Следуя своему плану, Маргарита усмотрела в этом предложении желанную возможность испытать себя. Иоаннов день, праздник огня и солнца, турнир, на который съезжалось помериться силой столько молодых людей — среди криков, жары и крови, — был самим символом того огня, который ей надлежало преодолеть. Если и в этом пламени ей удастся сохранить свою душу ледяной, то она имеет все шансы встретиться однажды с Югом и Теодорой.
В тот же день Маргарита де Куссон отправилась в путь вместе со своим братом. Хоть она и росла дикаркой, сначала среди деревьев, потом среди книг, ничуть не заботясь о собственной внешности, за нее это сделала природа. В свои восемнадцать лет она была довольно высокой для женщины и обладала гордой осанкой. У нее были красивые, сильные от частой верховой езды ноги, тонкая талия, упругая грудь, правильное лицо с выразительным и подвижным ртом. А кожу поразительной белизны оттеняли черные как смоль волосы, ниспадавшие до середины спины.
В дорогу она надела платье своего любимого цвета, фиолетового, напоминающего ей о сумраке, размышлениях и тайне. Без сомнения, она выглядела холодной, как ей и хотелось, но то была холодность звездного сияния. Она ослепляла. Видя ее гарцующей рядом с братом, каждый встречный оборачивался и провожал их взглядом. Эта девушка, выросшая в глуши и оставившая лесные заросли лишь ради пыли старинных рукописей, сама того не желая, казалась всем королевой.
***
Гильом де Вивре въехал в Ренн ярким солнечным утром 1336 года. Следуя за ним, оруженосец вез его копье, украшенное черно-красным флажком — цветами «пасти и песок». Поскольку турнир начинался лишь в полдень, Гильом решил пока осмотреть ярмарку, которая была устроена тут же. Не слезая с коня, он рассеянно двигался вдоль рядов.
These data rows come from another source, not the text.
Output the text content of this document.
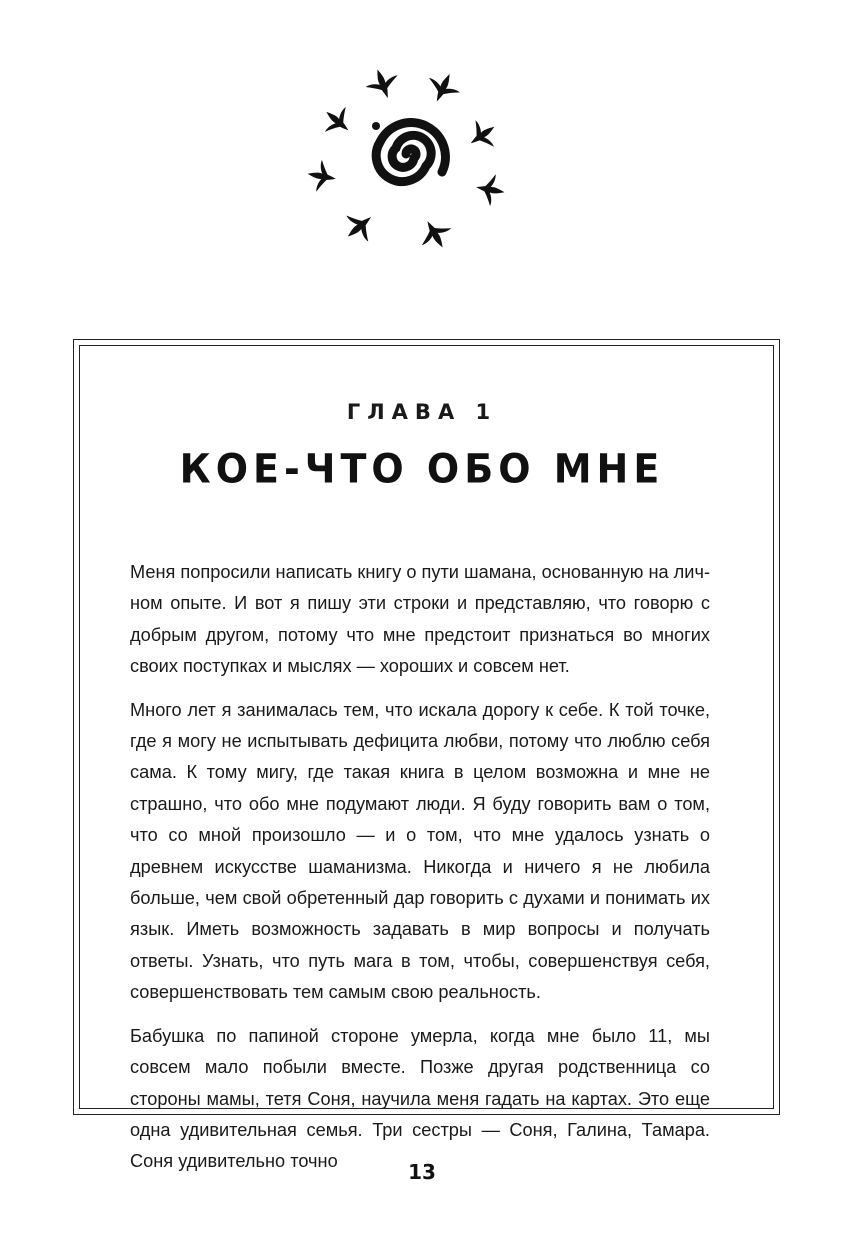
ГЛАВА 1
КОЕ-ЧТО ОБО МНЕ

Меня попросили написать книгу о пути шамана, основанную на личном опыте. И вот я пишу эти строки и представляю, что говорю с добрым другом, потому что мне предстоит признаться во многих своих поступках и мыслях — хороших и совсем нет.

Много лет я занималась тем, что искала дорогу к себе. К той точке, где я могу не испытывать дефицита любви, потому что люблю себя сама. К тому мигу, где такая книга в целом возможна и мне не страшно, что обо мне подумают люди. Я буду говорить вам о том, что со мной произошло — и о том, что мне удалось узнать о древнем искусстве шаманизма. Никогда и ничего я не любила больше, чем свой обретенный дар говорить с духами и понимать их язык. Иметь возможность задавать в мир вопросы и получать ответы. Узнать, что путь мага в том, чтобы, совершенствуя себя, совершенствовать тем самым свою реальность.

Бабушка по папиной стороне умерла, когда мне было 11, мы совсем мало побыли вместе. Позже другая родственница со стороны мамы, тетя Соня, научила меня гадать на картах. Это еще одна удивительная семья. Три сестры — Соня, Галина, Тамара. Соня удивительно точно	13
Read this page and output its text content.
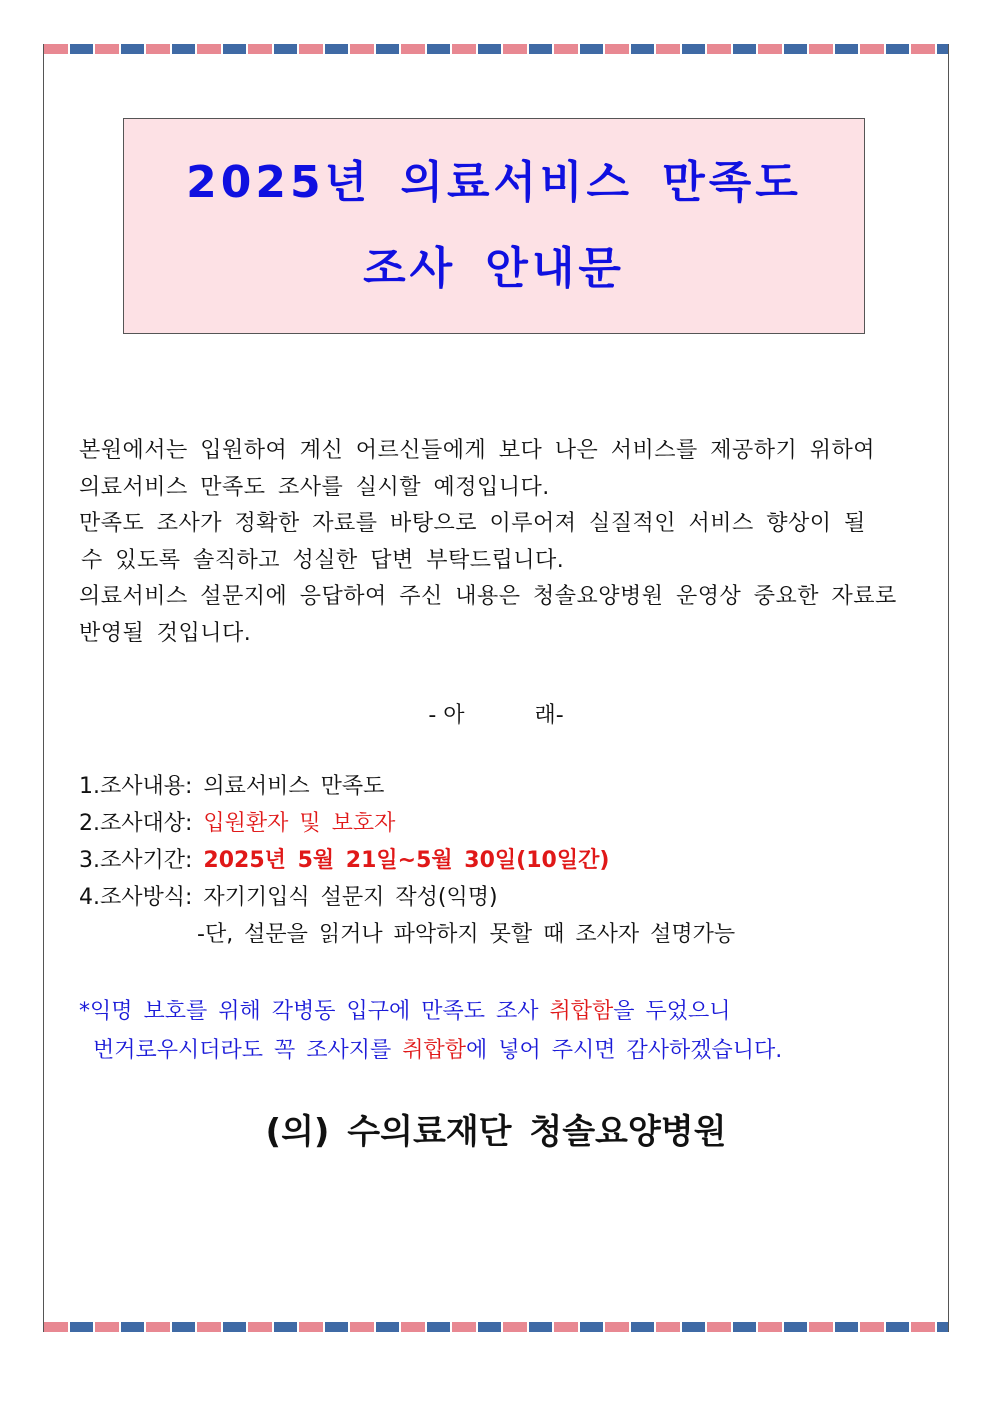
2025년 의료서비스 만족도
조사 안내문

본원에서는 입원하여 계신 어르신들에게 보다 나은 서비스를 제공하기 위하여

의료서비스 만족도 조사를 실시할 예정입니다.

만족도 조사가 정확한 자료를 바탕으로 이루어져 실질적인 서비스 향상이 될

수 있도록 솔직하고 성실한 답변 부탁드립니다.

의료서비스 설문지에 응답하여 주신 내용은 청솔요양병원 운영상 중요한 자료로

반영될 것입니다.

- 아          래-
1.조사내용: 의료서비스 만족도
2.조사대상: 입원환자 및 보호자
3.조사기간: 2025년 5월 21일~5월 30일(10일간)
4.조사방식: 자기기입식 설문지 작성(익명)
-단, 설문을 읽거나 파악하지 못할 때 조사자 설명가능
*익명 보호를 위해 각병동 입구에 만족도 조사 취합함을 두었으니
번거로우시더라도 꼭 조사지를 취합함에 넣어 주시면 감사하겠습니다.
(의) 수의료재단 청솔요양병원
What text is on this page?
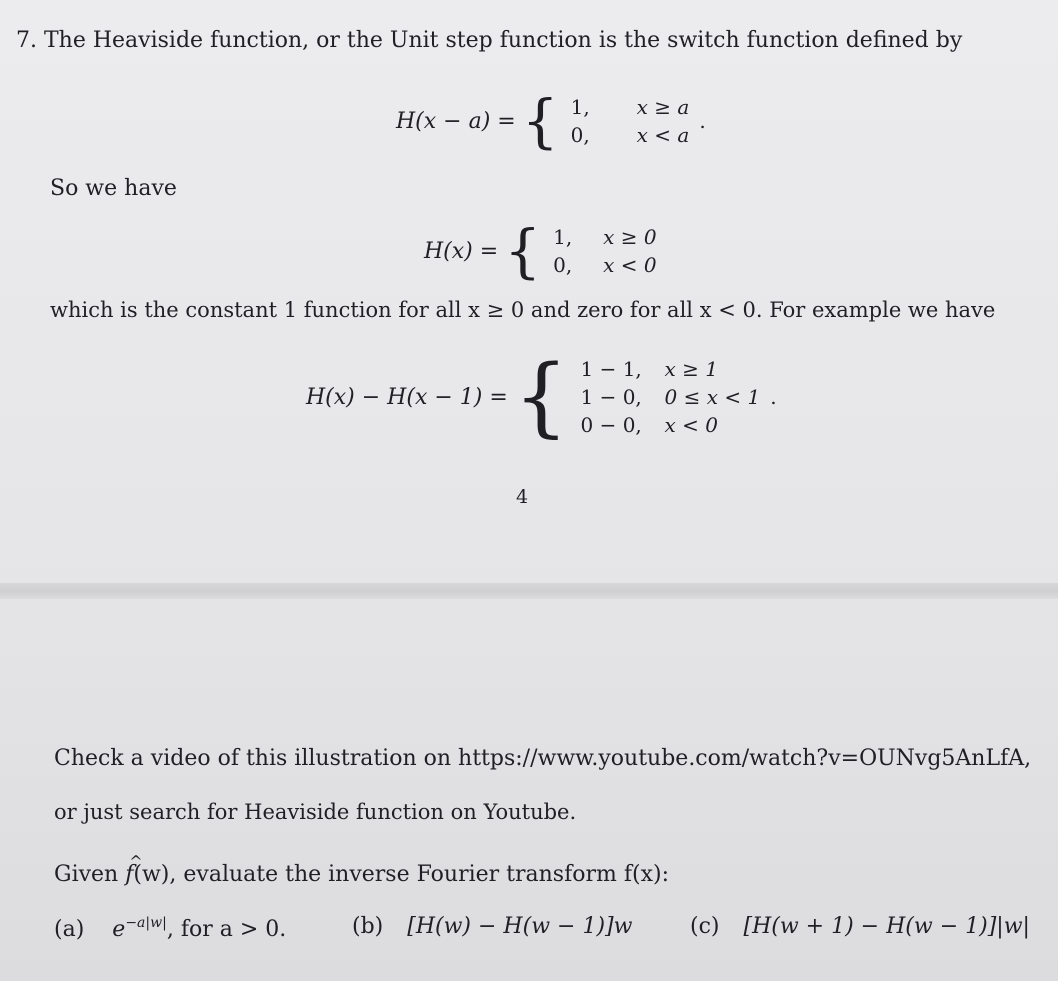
7. The Heaviside function, or the Unit step function is the switch function defined by
H(x − a) = { 1,	x ≥ a
0,	x < a
.
So we have
H(x) = { 1,	x ≥ 0
0,	x < 0
which is the constant 1 function for all x ≥ 0 and zero for all x < 0. For example we have
H(x) − H(x − 1) = { 1 − 1,	x ≥ 1
1 − 0,	0 ≤ x < 1
0 − 0,	x < 0
.
4
Check a video of this illustration on https://www.youtube.com/watch?v=OUNvg5AnLfA,
or just search for Heaviside function on Youtube.
Given ^ f(w), evaluate the inverse Fourier transform f(x):
(a) $e^{-a|w|}$, for a > 0.	(b) [H(w) − H(w − 1)]w	(c) [H(w + 1) − H(w − 1)]|w|
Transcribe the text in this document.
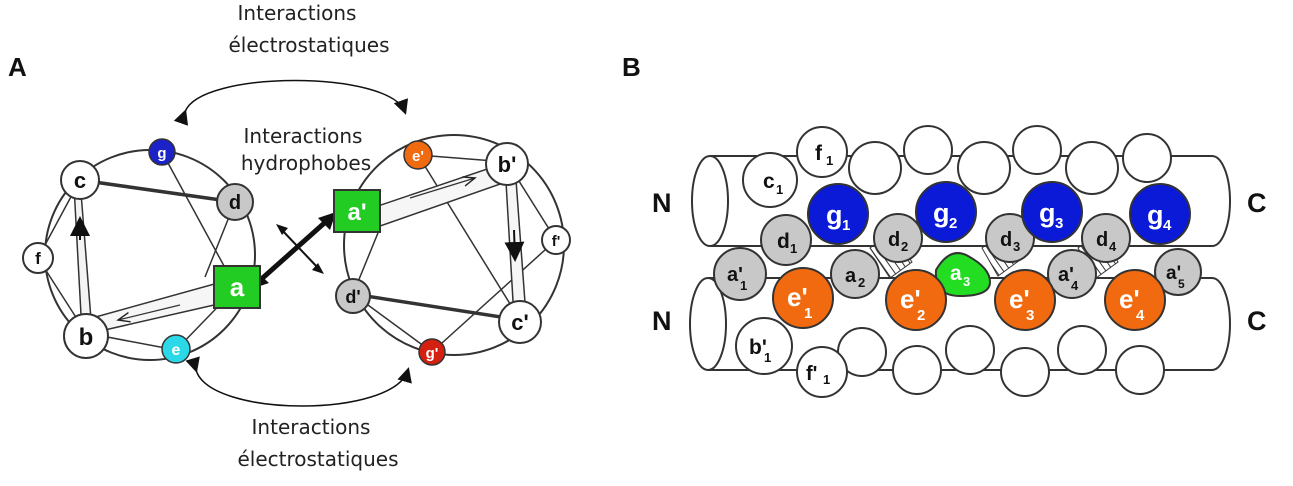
A
Interactions
électrostatiques
Interactions
hydrophobes
Interactions
électrostatiques
g
c
d
f
a
b	e
e'	b'
a'
f'
d'
c'
g'
B
N
N
C
C
c 1
f 1
d 1	d 2	d 3	d 4
g 1	g 2	g 3	g 4
a'
1	a 2	a 3	a'
4
a'
5
e'
1	e'
2
e'
3
e'
4
b'
1
f' 1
На помосте всего два актера, мужчина и женщина, разыгрывали представление, которое сумело приковать к себе внимание публики. Гильом узнал историю Тристана и Изольды. Был как раз тот момент, когда Тристан, везущий королю Марку его невесту, златокудрую Изольду, по ошибке выпивает любовный напиток, предназначавшийся его господину, и вынуждает свою спутницу разделить с ним колдовское зелье.
Гильом де Вивре остановил своего коня и стал слушать. Стихи были ему знакомы, но он, тем не менее, испытывал какое-то неведомое доселе чувство. Может, виной тому был воздух, прозрачный, насквозь пронизанный светом, или волнение, которое он нес в душе, ожидая свой первый в жизни турнир, или же то было нечто и вовсе необъяснимое? У него не хватило времени ответить на этот вопрос, потому что в тот самый миг он повернул голову и увидел ее…
Это была девушка верхом на черном коне в сопровождении рыцаря гораздо старше ее летами — мужа, наверное, подумал Гильом. Позади оруженосец вез щит: серебряное поле, два зеленых, обращенных друг к другу волка. Гильом узнал герб Куссонов, о которых ему не раз доводилось слышать. Дама де Куссон следила за представлением, не отводя глаз. Казалось, оно зачаровало ее так же, как и Гильома.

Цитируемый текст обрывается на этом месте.